東山は丸亀高(香川県)、同志社大、ENEOSから2024年ドラフト5位でオリックスに入団した。ショートアームから繰り出す最速151kmのホップ成分の高いストレートが武器で、即戦力として期待された。
しかし、1年目のオープン戦登板2試合目の巨人戦(京セラドーム)でひじを痛めてしまった。一度は快方に向かったが、痛みは消えず保存療法かTJ手術かを迫られた。まだ、何の実績も残していない新人。球団に対する申し訳なさで一杯で、なかなか決断することはできなかったが、25度目の誕生日を迎えた5月5日、手術することを決めた。
プロ入りの際に目標にしたのは、守護神としてチームを支えてきたベテランの平野佳寿投手。「トレーナーさんたちのお話を聞いて、保存療法でいって数年後に大きなけがをしてしまうのなら、今のうちに不安を取り除いて1年でも長く野球をした方がいいと思うようになったのです」。ファンに親しまれる息の長い選手という平野の存在が、重い決断の背中を押してくれた。
リハビリは、TJ手術の先輩が支えてくれた。2014年に手術をした山田修義投手から術後から復帰するまでのリハビリ方法を教わったり、小木田敦也投手や宇田川優希投手、吉田輝星投手ら同時期に手術を受けた“先輩”とウエートトレーニングで汗を流したりすることで、焦りを抑えることができたという。
ひじに負担がかからないようなフォームも取り入れた。

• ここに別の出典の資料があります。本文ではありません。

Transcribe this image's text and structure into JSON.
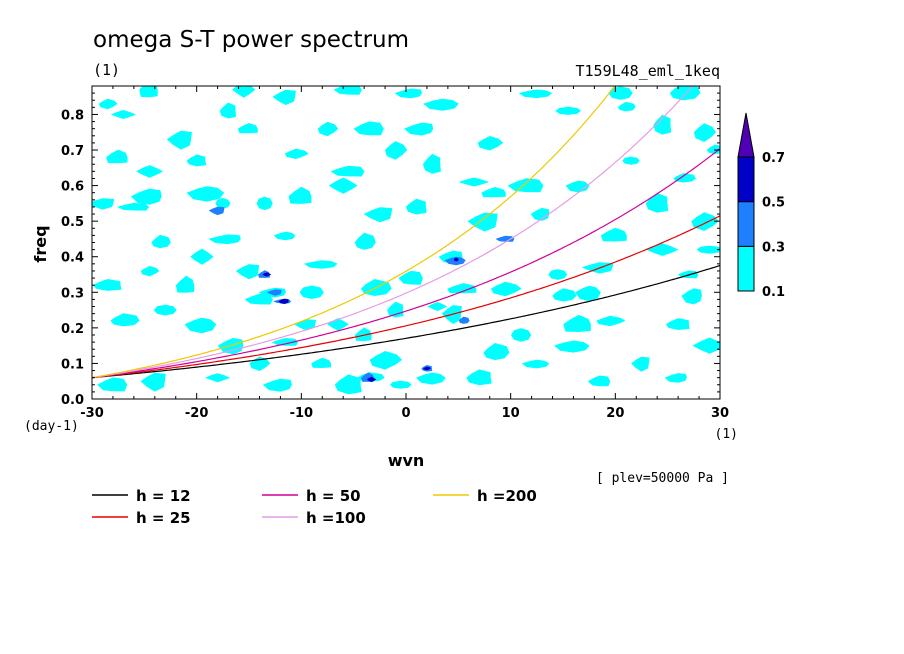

「胸を使って投げることを意識しています。ひじより体幹の方がパワーが大きいので、胸が張れていないとひじで外旋しようとして負担がかかってしまいます。そうならないように、胸郭を柔らかくし胸からの反動で投げる意識でやっています」と東山。
「最初は、キャッチボールでも痛かったり張りがあったりしていたのですが、だんだん落ち着いてきました。張りやひじへの衝撃はすごく減ってきたという感覚があります」という東山が参考にしているのが、宇田川のフォーム。「上からたたき下ろす投げ方が似ていて、『ここを意識した方が胸郭を使えるよ』などとすごく教えてくださるのです。胸郭を柔らかくするストレッチやどういう胸の使い方をした時がひじへの負担が少ないかなどをよく聞いています」
現在の球速は142km。「出力を上げていかないといけないですね。自然には上がらないと思います。ひじの痛みはないのですが、頭の中でブレーキをかけているというか、リミッターが働いてしまう感じがしています。それを取っ払おうとしている状況です」。打者と対するライブ打撃に登板することで、リミッターも外れることだろう。救援投手として、平野を目指す術後の第一歩が、間もなく訪れる。